Wildflower Center staff experts curated a seed mix of wildflowers and grasses for the meadow surrounding the site and planted six hand-collected oak trees in a ring around the classroom, which will provide shade in the future as they grow.
Groups learning about the cave will appreciate the new Wildflower Cave Outdoor Classroom as part of their experience as they gather and prepare for their cave adventure, and the outdoor classroom space can be seen and appreciated by any Wildflower Center visitor.
The Wildflower Center’s cave initiative is one component of an overall approach to create engaging outdoor learning opportunities for a range of students. With an extensive background in middle school science education and school administration, Biscoe knows how to engage students of all ages and strives to create educational experiences that spark what she calls “the little kid wonder, but also the big kid wonder” of learning something new. “Engaging everyone to wonder, and to ask questions,” she says. “People can — and should — wonder together.”
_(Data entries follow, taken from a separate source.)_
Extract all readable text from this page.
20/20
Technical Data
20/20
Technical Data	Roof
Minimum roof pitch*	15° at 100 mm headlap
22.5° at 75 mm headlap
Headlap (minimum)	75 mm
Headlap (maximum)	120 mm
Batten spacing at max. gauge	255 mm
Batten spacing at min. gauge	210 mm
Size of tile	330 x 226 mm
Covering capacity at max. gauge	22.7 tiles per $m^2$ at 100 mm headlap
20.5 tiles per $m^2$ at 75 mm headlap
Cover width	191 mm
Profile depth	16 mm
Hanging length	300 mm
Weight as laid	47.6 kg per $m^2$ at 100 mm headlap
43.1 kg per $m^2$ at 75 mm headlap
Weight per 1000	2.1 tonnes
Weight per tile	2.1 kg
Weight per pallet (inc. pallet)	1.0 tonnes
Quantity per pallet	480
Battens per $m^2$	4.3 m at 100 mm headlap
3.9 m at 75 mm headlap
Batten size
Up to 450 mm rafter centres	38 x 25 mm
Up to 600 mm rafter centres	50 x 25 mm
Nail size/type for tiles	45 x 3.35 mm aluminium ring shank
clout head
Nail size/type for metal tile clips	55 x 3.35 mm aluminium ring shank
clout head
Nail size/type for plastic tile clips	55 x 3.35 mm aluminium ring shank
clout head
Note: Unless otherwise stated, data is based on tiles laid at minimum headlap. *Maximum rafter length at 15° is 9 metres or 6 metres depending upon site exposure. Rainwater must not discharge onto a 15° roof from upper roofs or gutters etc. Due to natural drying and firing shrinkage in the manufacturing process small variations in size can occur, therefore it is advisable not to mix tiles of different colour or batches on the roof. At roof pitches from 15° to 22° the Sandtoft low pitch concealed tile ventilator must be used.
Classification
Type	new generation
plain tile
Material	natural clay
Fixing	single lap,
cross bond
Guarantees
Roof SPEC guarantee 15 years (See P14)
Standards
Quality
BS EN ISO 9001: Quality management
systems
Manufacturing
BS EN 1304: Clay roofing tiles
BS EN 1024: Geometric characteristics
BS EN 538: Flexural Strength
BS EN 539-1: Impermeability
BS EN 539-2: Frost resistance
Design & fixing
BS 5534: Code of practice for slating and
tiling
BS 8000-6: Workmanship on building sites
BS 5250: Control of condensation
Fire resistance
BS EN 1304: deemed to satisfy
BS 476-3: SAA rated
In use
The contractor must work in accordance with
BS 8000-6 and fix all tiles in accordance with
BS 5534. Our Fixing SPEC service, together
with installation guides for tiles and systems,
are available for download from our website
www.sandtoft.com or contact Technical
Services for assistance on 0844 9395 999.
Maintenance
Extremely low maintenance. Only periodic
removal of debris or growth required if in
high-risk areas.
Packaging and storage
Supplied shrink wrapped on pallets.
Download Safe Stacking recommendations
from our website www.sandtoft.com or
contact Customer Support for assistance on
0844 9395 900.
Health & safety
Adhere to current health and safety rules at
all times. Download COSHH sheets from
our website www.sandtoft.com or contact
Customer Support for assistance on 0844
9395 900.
As the Center’s Director of Education, Biscoe encourages students to think about their impact on nature as well as how nature impacts them. “There are lots of teachable moments here about being kind to nature. I say ‘nature aware’ a lot when I talk to school groups, to be aware that you’re in a habitat. You’re in someone’s home,” she says. “Treat someone’s home the way that you would want visitors to treat your home.”
Biscoe is eager to find ways to engage more people and to incorporate technology into outdoor exploration and learning. She and her team recently partnered with Families in Nature to create a place-based virtual outdoor learning program called Ecologist School. It’s in line with the tenets of outdoor education: versatile, accessible, flexible and respectful of the environment (no paper printing impact). Think of it as a self-guided field trip for families, teachers and students as they explore the Wildflower Center. Participants can choose challenges in various branches of science from astronomy to herpetology, learn new facts, and earn badges.
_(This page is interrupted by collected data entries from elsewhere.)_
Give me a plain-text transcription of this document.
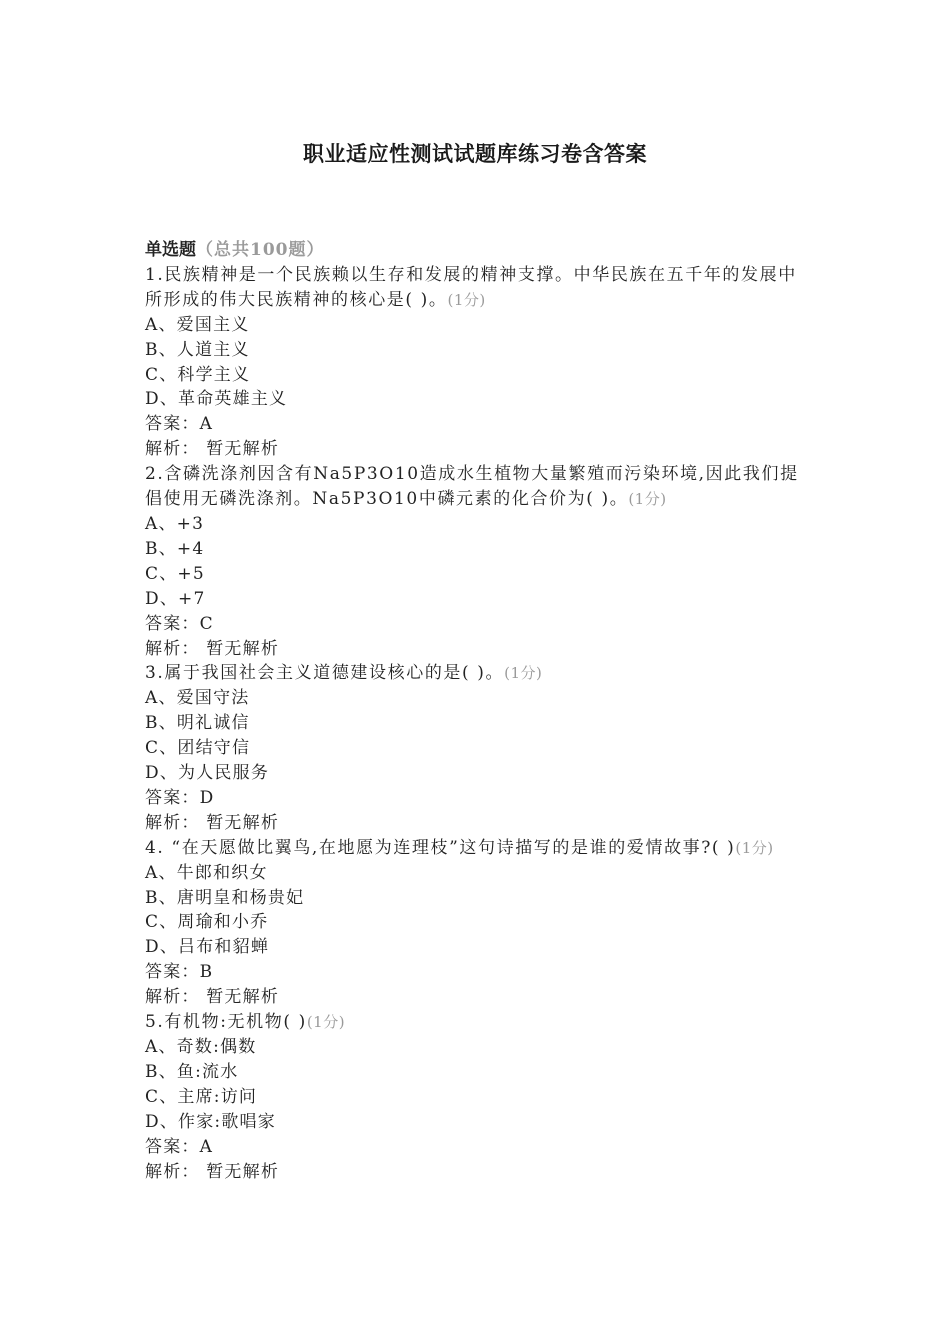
职业适应性测试试题库练习卷含答案
单选题（总共100题）
1.民族精神是一个民族赖以生存和发展的精神支撑。中华民族在五千年的发展中所形成的伟大民族精神的核心是( )。(1分)
A、爱国主义
B、人道主义
C、科学主义
D、革命英雄主义
答案：A
解析： 暂无解析
2.含磷洗涤剂因含有Na5P3O10造成水生植物大量繁殖而污染环境,因此我们提倡使用无磷洗涤剂。Na5P3O10中磷元素的化合价为( )。(1分)
A、+3
B、+4
C、+5
D、+7
答案：C
解析： 暂无解析
3.属于我国社会主义道德建设核心的是( )。(1分)
A、爱国守法
B、明礼诚信
C、团结守信
D、为人民服务
答案：D
解析： 暂无解析
4. “在天愿做比翼鸟,在地愿为连理枝”这句诗描写的是谁的爱情故事?( )(1分)
A、牛郎和织女
B、唐明皇和杨贵妃
C、周瑜和小乔
D、吕布和貂蝉
答案：B
解析： 暂无解析
5.有机物:无机物( )(1分)
A、奇数:偶数
B、鱼:流水
C、主席:访问
D、作家:歌唱家
答案：A
解析： 暂无解析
Teaching outdoors requires confidence, trust and flexibility. Conditions can be unpredictable, and things don’t always go according to plan. “When they do, it’s beautiful, when they don’t, it’s still a teachable moment,” says Biscoe.
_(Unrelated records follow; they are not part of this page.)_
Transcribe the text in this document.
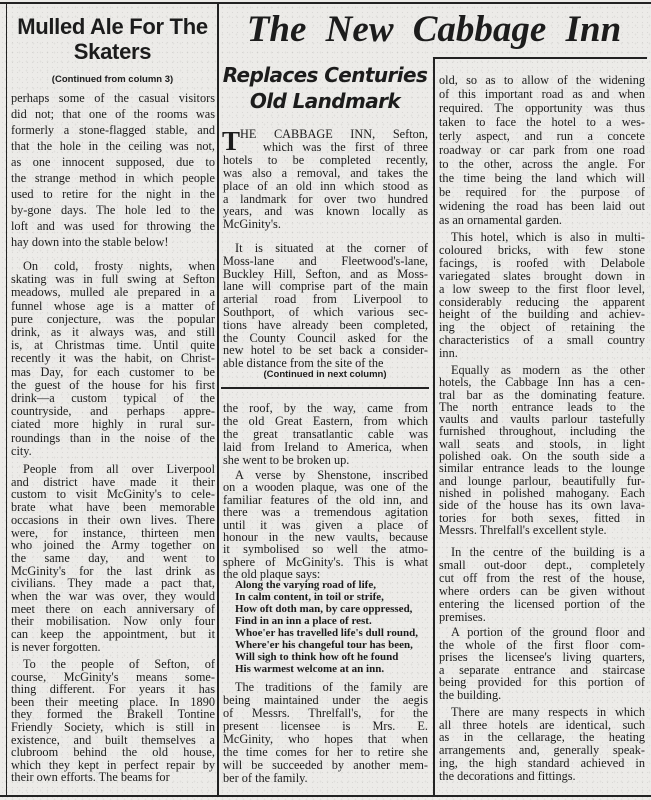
Mulled Ale For The
Skaters
(Continued from column 3)
perhaps some of the casual visitors
did not; that one of the rooms was
formerly a stone-flagged stable, and
that the hole in the ceiling was not,
as one innocent supposed, due to
the strange method in which people
used to retire for the night in the
by-gone days. The hole led to the
loft and was used for throwing the
hay down into the stable below!
On cold, frosty nights, when
skating was in full swing at Sefton
meadows, mulled ale prepared in a
funnel whose age is a matter of
pure conjecture, was the popular
drink, as it always was, and still
is, at Christmas time. Until quite
recently it was the habit, on Christ-
mas Day, for each customer to be
the guest of the house for his first
drink—a custom typical of the
countryside, and perhaps appre-
ciated more highly in rural sur-
roundings than in the noise of the
city.
People from all over Liverpool
and district have made it their
custom to visit McGinity's to cele-
brate what have been memorable
occasions in their own lives. There
were, for instance, thirteen men
who joined the Army together on
the same day, and went to
McGinity's for the last drink as
civilians. They made a pact that,
when the war was over, they would
meet there on each anniversary of
their mobilisation. Now only four
can keep the appointment, but it
is never forgotten.
To the people of Sefton, of
course, McGinity's means some-
thing different. For years it has
been their meeting place. In 1890
they formed the Brakell Tontine
Friendly Society, which is still in
existence, and built themselves a
clubroom behind the old house,
which they kept in perfect repair by
their own efforts. The beams for
The New Cabbage Inn
Replaces Centuries
Old Landmark
T HE CABBAGE INN, Sefton,
which was the first of three
hotels to be completed recently,
was also a removal, and takes the
place of an old inn which stood as
a landmark for over two hundred
years, and was known locally as
McGinity's.
It is situated at the corner of
Moss-lane and Fleetwood's-lane,
Buckley Hill, Sefton, and as Moss-
lane will comprise part of the main
arterial road from Liverpool to
Southport, of which various sec-
tions have already been completed,
the County Council asked for the
new hotel to be set back a consider-
able distance from the site of the
(Continued in next column)
the roof, by the way, came from
the old Great Eastern, from which
the great transatlantic cable was
laid from Ireland to America, when
she went to be broken up.
A verse by Shenstone, inscribed
on a wooden plaque, was one of the
familiar features of the old inn, and
there was a tremendous agitation
until it was given a place of
honour in the new vaults, because
it symbolised so well the atmo-
sphere of McGinity's. This is what
the old plaque says:
Along the varying road of life,
In calm content, in toil or strife,
How oft doth man, by care oppressed,
Find in an inn a place of rest.
Whoe'er has travelled life's dull round,
Where'er his changeful tour has been,
Will sigh to think how oft he found
His warmest welcome at an inn.
The traditions of the family are
being maintained under the aegis
of Messrs. Threlfall's, for the
present licensee is Mrs. E.
McGinity, who hopes that when
the time comes for her to retire she
will be succeeded by another mem-
ber of the family.
old, so as to allow of the widening
of this important road as and when
required. The opportunity was thus
taken to face the hotel to a wes-
terly aspect, and run a concete
roadway or car park from one road
to the other, across the angle. For
the time being the land which will
be required for the purpose of
widening the road has been laid out
as an ornamental garden.
This hotel, which is also in multi-
coloured bricks, with few stone
facings, is roofed with Delabole
variegated slates brought down in
a low sweep to the first floor level,
considerably reducing the apparent
height of the building and achiev-
ing the object of retaining the
characteristics of a small country
inn.
Equally as modern as the other
hotels, the Cabbage Inn has a cen-
tral bar as the dominating feature.
The north entrance leads to the
vaults and vaults parlour tastefully
furnished throughout, including the
wall seats and stools, in light
polished oak. On the south side a
similar entrance leads to the lounge
and lounge parlour, beautifully fur-
nished in polished mahogany. Each
side of the house has its own lava-
tories for both sexes, fitted in
Messrs. Threlfall's excellent style.
In the centre of the building is a
small out-door dept., completely
cut off from the rest of the house,
where orders can be given without
entering the licensed portion of the
premises.
A portion of the ground floor and
the whole of the first floor com-
prises the licensee's living quarters,
a separate entrance and staircase
being provided for this portion of
the building.
There are many respects in which
all three hotels are identical, such
as in the cellarage, the heating
arrangements and, generally speak-
ing, the high standard achieved in
the decorations and fittings.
The rewards are great, and the stakes are high: in the face of future challenges related to climate change, giving children more time outdoors and showing them how to care for the environment feels like one of the most important things we can devote energy to.
By expanding the idea of what a classroom can be — whether it’s a prairie, a cave, a creek, a limestone arch, a butterfly garden — we open ourselves up to wonder, to discovery, to falling in love with nature … and to being moved to protect our environment. Biscoe hopes Wildflower Center visitors “look around and feel this place is magical, because it is wild. It is nature driven. It isn’t just beautiful, it’s also inspiring, and thought provoking, in all the right ways.”